En 2014, Giulia lance avec Noémi Garel, également cofondatrice du projet, une première initiative de rencontre entre l’école de leurs enfants et la maison de repos voisine. Naît ainsi le premier pôle de Labolobo : les projets MA qui sont des programmes durables de rencontres intergénérationnelles entre institutions.

Aujourd’hui, 15 projets MA sont en cours comme une chorale, des ateliers de tricot, de yoga, une aide aux devoirs, etc. Depuis février 2018, l’autre pôle a vu le jour : un espace Labolobo a ouvert ses portes dans le sud de Jette. Il propose des activités artistiques hebdomadaires, des stages pendant les vacances et des sous-locations pour les familles du quartier.

Une dizaine de minutes plus tard, sur fond d’un « Au Clair de la Lune » en canon, la sonnette se met à retentir sans relâche. Ce sont les participants de « Yoga for kids » qui affluent. Elles ont cinq ou six ans et s’initient au yoga avec leur prof du jour qui donne cours tantôt en français, tantôt en néerlandais. « En construisant notre projet, on a rapidement confirmé ce clivage entre les âges, mais on a aussi découvert un clivage entre les communautés linguistiques. On a donc voulu que Labolobo soit bilingue », explique Noémi Garel.

L’art comme liant

Le tintement de la sonnette n’en finit pas. Plusieurs garçons d’une dizaine d’années francophones et néerlandophone s’installent autour d’une table pour une session d’échecs en compagnie de quelques adultes. Pendant ce temps, dans le local voisin, quelques enfants s’adonnent au dessin à l’encre de Chine. La danse contemporaine cédera ensuite sa place au hip-hop puis à la couture. L’art, au même titre que la rencontre intergénérationnelle, est le deuxième pilier majeur de ce projet : « Sans l’art, Labolobo n’existerait pas », avoue Giulia, danseuse contemporaine qui a toujours baigné dans cet univers créatif.

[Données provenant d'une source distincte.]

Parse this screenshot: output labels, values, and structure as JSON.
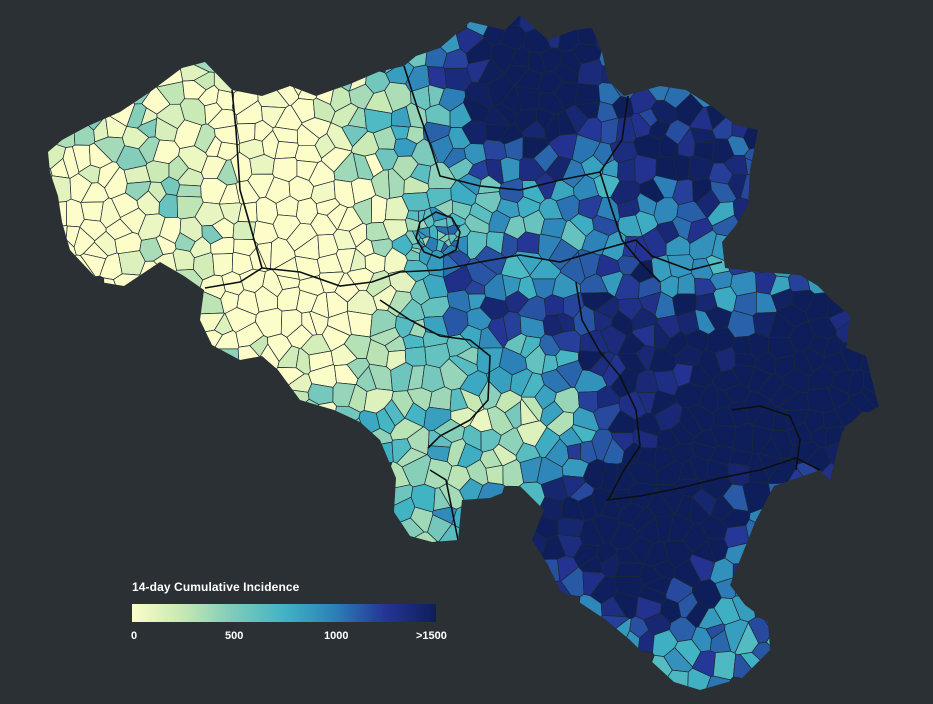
{
  "legend": {
    "title": "14-day Cumulative Incidence",
    "ticks": [
      "0",
      "500",
      "1000",
      ">1500"
    ],
    "range": [
      0,
      1500
    ],
    "colors": [
      "#fcfdc8",
      "#c6e8b4",
      "#7ecbbb",
      "#41b4c4",
      "#2c80b8",
      "#253495",
      "#0e1e5a"
    ]
  },
  "map": {
    "background": "#2a3033",
    "boundary_color": "#0b0f12",
    "region": "Belgium",
    "units": "municipalities"
  }
}
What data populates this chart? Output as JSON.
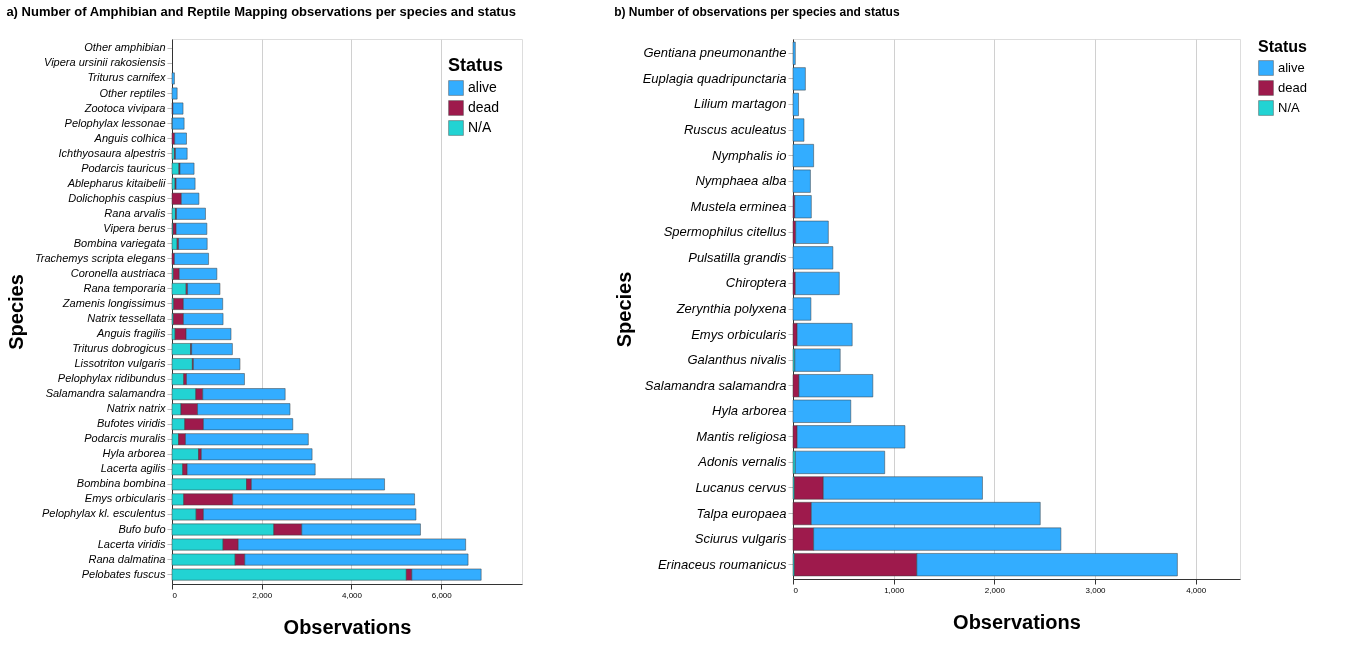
{
  "chart_data": [
    {
      "type": "bar",
      "orientation": "horizontal",
      "stacked": true,
      "title": "a) Number of Amphibian and Reptile Mapping observations per species and status",
      "xlabel": "Observations",
      "ylabel": "Species",
      "legend_title": "Status",
      "legend": "top right",
      "grid": "x",
      "categories": [
        "Other amphibian",
        "Vipera ursinii rakosiensis",
        "Triturus carnifex",
        "Other reptiles",
        "Zootoca vivipara",
        "Pelophylax lessonae",
        "Anguis colhica",
        "Ichthyosaura alpestris",
        "Podarcis tauricus",
        "Ablepharus kitaibelii",
        "Dolichophis caspius",
        "Rana arvalis",
        "Vipera berus",
        "Bombina variegata",
        "Trachemys scripta elegans",
        "Coronella austriaca",
        "Rana temporaria",
        "Zamenis longissimus",
        "Natrix tessellata",
        "Anguis fragilis",
        "Triturus dobrogicus",
        "Lissotriton vulgaris",
        "Pelophylax ridibundus",
        "Salamandra salamandra",
        "Natrix natrix",
        "Bufotes viridis",
        "Podarcis muralis",
        "Hyla arborea",
        "Lacerta agilis",
        "Bombina bombina",
        "Emys orbicularis",
        "Pelophylax kl. esculentus",
        "Bufo bufo",
        "Lacerta viridis",
        "Rana dalmatina",
        "Pelobates fuscus"
      ],
      "xlim": [
        0,
        7800
      ],
      "xticks": [
        0,
        {
          "value": 2000,
          "label": "2,000"
        },
        {
          "value": 4000,
          "label": "4,000"
        },
        {
          "value": 6000,
          "label": "6,000"
        }
      ],
      "series": [
        {
          "name": "N/A",
          "color": "#22d3d3",
          "values": [
            0,
            0,
            0,
            0,
            0,
            5,
            0,
            54,
            154,
            69,
            null,
            77,
            23,
            115,
            null,
            31,
            315,
            38,
            31,
            69,
            415,
            454,
            261,
            531,
            200,
            285,
            146,
            592,
            238,
            1661,
            261,
            538,
            2269,
            1138,
            1407,
            5222
          ]
        },
        {
          "name": "dead",
          "color": "#9e1a4c",
          "values": [
            0,
            0,
            0,
            0,
            20,
            0,
            60,
            23,
            23,
            23,
            208,
            23,
            69,
            31,
            54,
            131,
            31,
            215,
            223,
            246,
            23,
            23,
            62,
            154,
            369,
            415,
            154,
            62,
            100,
            108,
            1092,
            162,
            623,
            338,
            215,
            123
          ]
        },
        {
          "name": "alive",
          "color": "#33adff",
          "values": [
            null,
            null,
            54,
            115,
            226,
            265,
            263,
            261,
            315,
            423,
            392,
            646,
            685,
            638,
            761,
            838,
            723,
            877,
            884,
            1000,
            908,
            1038,
            1292,
            1837,
            2061,
            1992,
            2738,
            2468,
            2853,
            2968,
            4053,
            4737,
            2645,
            5068,
            4976,
            1545
          ]
        }
      ]
    },
    {
      "type": "bar",
      "orientation": "horizontal",
      "stacked": true,
      "title": "b) Number of observations per species and status",
      "xlabel": "Observations",
      "ylabel": "Species",
      "legend_title": "Status",
      "legend": "right",
      "grid": "x",
      "categories": [
        "Gentiana pneumonanthe",
        "Euplagia quadripunctaria",
        "Lilium martagon",
        "Ruscus aculeatus",
        "Nymphalis io",
        "Nymphaea alba",
        "Mustela erminea",
        "Spermophilus citellus",
        "Pulsatilla grandis",
        "Chiroptera",
        "Zerynthia polyxena",
        "Emys orbicularis",
        "Galanthus nivalis",
        "Salamandra salamandra",
        "Hyla arborea",
        "Mantis religiosa",
        "Adonis vernalis",
        "Lucanus cervus",
        "Talpa europaea",
        "Sciurus vulgaris",
        "Erinaceus roumanicus"
      ],
      "xlim": [
        0,
        4440
      ],
      "xticks": [
        0,
        {
          "value": 1000,
          "label": "1,000"
        },
        {
          "value": 2000,
          "label": "2,000"
        },
        {
          "value": 3000,
          "label": "3,000"
        },
        {
          "value": 4000,
          "label": "4,000"
        }
      ],
      "series": [
        {
          "name": "N/A",
          "color": "#22d3d3",
          "values": [
            0,
            0,
            0,
            0,
            0,
            0,
            0,
            0,
            0,
            0,
            0,
            0,
            18,
            0,
            0,
            0,
            23,
            14,
            0,
            0,
            14
          ]
        },
        {
          "name": "dead",
          "color": "#9e1a4c",
          "values": [
            0,
            0,
            0,
            0,
            0,
            0,
            18,
            27,
            0,
            23,
            0,
            41,
            0,
            59,
            0,
            41,
            0,
            287,
            182,
            205,
            1216
          ]
        },
        {
          "name": "alive",
          "color": "#33adff",
          "values": [
            23,
            123,
            55,
            109,
            205,
            173,
            164,
            324,
            396,
            437,
            178,
            547,
            451,
            734,
            574,
            1071,
            888,
            1581,
            2274,
            2456,
            2588
          ]
        }
      ]
    }
  ]
}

« L’activité artistique est un liant. Elle crée des liens enrichissants et positifs entre les âges. »
Giulia Sugranyes, cofondatrice de Labolobo

Chaque atelier redonne effectivement un rôle actif aux aînés par la transmission de leurs savoirs et la valorisation de leur expérience. Il contribue à briser leur isolement. De leur côté, les adolescents dynamiques, les enfants curieux ou les bébés explorateurs expérimentent, innovent et s’enrichissent.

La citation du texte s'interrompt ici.